Closed edsko closed 10 months ago
Yes, they do break! When package is created, entires (or headers, I don't know proper terminology) look like gibberish. In fact, tar
doesn't think it's a proper tar archive at all. I've spent about an hour looking where my app is doing something wrong, but it turns out that the library has bugs.
Here is an example:
~/Downloads $ tar -xvf foo.tar
/usr/bin/tar: This does not look like a tar archive
/usr/bin/tar: Skipping to next header
/usr/bin/tar: Exiting with failure status due to previous errors
And with help of Emacs I can see:
-rw-r--r-- 0/0 82492644 01 >65 E@0=8 :>@>;O!.flac
Where is something unprintable at all. This must be fixed ASAP.
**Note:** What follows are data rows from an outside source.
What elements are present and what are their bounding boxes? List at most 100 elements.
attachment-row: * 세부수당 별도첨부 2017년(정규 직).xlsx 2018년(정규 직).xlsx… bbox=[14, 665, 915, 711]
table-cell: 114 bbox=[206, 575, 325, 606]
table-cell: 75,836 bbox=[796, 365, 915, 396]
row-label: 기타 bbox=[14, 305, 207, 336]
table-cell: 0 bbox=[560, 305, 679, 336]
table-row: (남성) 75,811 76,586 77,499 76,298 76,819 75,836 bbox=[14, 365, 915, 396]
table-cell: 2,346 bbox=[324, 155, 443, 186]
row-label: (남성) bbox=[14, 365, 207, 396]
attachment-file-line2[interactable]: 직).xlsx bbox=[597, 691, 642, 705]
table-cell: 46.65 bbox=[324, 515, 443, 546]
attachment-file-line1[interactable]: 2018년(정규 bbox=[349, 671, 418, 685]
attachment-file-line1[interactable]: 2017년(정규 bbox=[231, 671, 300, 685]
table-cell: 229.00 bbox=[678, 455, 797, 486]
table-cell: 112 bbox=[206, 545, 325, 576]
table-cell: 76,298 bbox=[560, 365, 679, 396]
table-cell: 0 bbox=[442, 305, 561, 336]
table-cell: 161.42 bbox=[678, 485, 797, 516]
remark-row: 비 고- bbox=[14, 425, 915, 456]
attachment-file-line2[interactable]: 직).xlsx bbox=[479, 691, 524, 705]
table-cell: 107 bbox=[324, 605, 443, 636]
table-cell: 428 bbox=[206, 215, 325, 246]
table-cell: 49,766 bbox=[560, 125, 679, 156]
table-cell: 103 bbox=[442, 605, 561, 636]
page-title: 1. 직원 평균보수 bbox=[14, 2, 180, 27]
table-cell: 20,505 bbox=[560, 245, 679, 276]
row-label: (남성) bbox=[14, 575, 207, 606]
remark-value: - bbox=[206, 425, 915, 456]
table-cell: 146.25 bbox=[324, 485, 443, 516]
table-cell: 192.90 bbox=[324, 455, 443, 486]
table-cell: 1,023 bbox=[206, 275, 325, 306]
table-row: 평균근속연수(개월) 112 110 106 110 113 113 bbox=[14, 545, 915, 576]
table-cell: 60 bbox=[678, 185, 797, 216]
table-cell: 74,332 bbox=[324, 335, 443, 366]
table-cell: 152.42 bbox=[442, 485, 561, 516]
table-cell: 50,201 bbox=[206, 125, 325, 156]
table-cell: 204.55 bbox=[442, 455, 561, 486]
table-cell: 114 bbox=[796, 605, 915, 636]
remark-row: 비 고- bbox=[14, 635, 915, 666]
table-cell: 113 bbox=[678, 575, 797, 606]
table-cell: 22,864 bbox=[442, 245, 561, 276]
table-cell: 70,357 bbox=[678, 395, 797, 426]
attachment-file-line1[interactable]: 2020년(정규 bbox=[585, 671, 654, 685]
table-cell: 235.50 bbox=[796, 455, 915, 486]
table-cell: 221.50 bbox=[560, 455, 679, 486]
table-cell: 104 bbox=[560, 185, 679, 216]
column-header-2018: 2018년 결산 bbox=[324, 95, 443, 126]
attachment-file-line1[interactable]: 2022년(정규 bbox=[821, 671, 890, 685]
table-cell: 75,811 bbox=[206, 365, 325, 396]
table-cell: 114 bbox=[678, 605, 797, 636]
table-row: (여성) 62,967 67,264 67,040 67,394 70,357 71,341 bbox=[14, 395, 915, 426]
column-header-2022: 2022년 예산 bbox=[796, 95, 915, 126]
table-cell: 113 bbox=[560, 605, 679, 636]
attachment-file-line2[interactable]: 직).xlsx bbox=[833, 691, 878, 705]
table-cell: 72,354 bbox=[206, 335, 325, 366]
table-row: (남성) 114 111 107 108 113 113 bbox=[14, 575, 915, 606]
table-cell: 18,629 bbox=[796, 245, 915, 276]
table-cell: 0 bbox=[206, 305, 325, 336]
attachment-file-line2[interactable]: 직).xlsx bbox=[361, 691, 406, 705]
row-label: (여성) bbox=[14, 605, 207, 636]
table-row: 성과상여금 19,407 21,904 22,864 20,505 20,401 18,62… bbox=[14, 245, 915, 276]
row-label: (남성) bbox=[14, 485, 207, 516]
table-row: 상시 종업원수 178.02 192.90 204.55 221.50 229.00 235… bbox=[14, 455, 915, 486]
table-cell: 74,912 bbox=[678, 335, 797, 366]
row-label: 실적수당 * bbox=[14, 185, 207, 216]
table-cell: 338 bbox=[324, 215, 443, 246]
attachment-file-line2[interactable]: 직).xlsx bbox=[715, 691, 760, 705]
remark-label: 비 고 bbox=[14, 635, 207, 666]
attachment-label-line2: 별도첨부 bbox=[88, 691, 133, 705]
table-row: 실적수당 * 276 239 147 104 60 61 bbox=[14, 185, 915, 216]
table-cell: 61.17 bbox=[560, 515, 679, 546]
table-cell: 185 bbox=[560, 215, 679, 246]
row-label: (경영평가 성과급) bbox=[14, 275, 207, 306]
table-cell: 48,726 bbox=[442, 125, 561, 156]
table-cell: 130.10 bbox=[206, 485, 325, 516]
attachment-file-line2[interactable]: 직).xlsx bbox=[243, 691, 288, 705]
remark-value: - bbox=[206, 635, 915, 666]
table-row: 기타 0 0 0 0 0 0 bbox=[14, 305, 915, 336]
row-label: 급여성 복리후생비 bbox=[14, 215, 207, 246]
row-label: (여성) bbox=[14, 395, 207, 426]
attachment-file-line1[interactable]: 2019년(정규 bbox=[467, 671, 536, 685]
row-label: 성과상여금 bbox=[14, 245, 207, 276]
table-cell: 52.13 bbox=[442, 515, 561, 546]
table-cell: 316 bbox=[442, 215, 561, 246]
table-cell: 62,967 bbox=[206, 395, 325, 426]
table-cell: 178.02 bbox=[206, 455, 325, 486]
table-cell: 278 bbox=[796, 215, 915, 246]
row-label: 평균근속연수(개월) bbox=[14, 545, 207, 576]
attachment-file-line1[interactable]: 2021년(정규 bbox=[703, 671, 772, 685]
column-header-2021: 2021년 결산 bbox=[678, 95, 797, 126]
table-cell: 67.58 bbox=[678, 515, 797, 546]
@dcoutts, Is PR disarible or you can fix it yourself?
@mrkkrp this isn't a new problem right? It's never done unicode.
Yes, a comprehensive fix would be welcome, but this isn't easy. It still has to work with arbitrary unix files which are not necessarily unicode.
@dcoutts, I didn't know it's not supposed to work with Unicode. But well, it's 2016, Unicode is everywhere. And there are a lot of coutries that use non-Latin scripts, so once you choose to work with tar archives in Haskell and you have to deal with non-Latin script, you have this problem.
Oh, OK. Can you describe why exactly Unicode is so hard? All the tools for ByteString
ecoding/decoding available, and UTF-8 is the same as ASCII if it doesn't contain Unicode characters.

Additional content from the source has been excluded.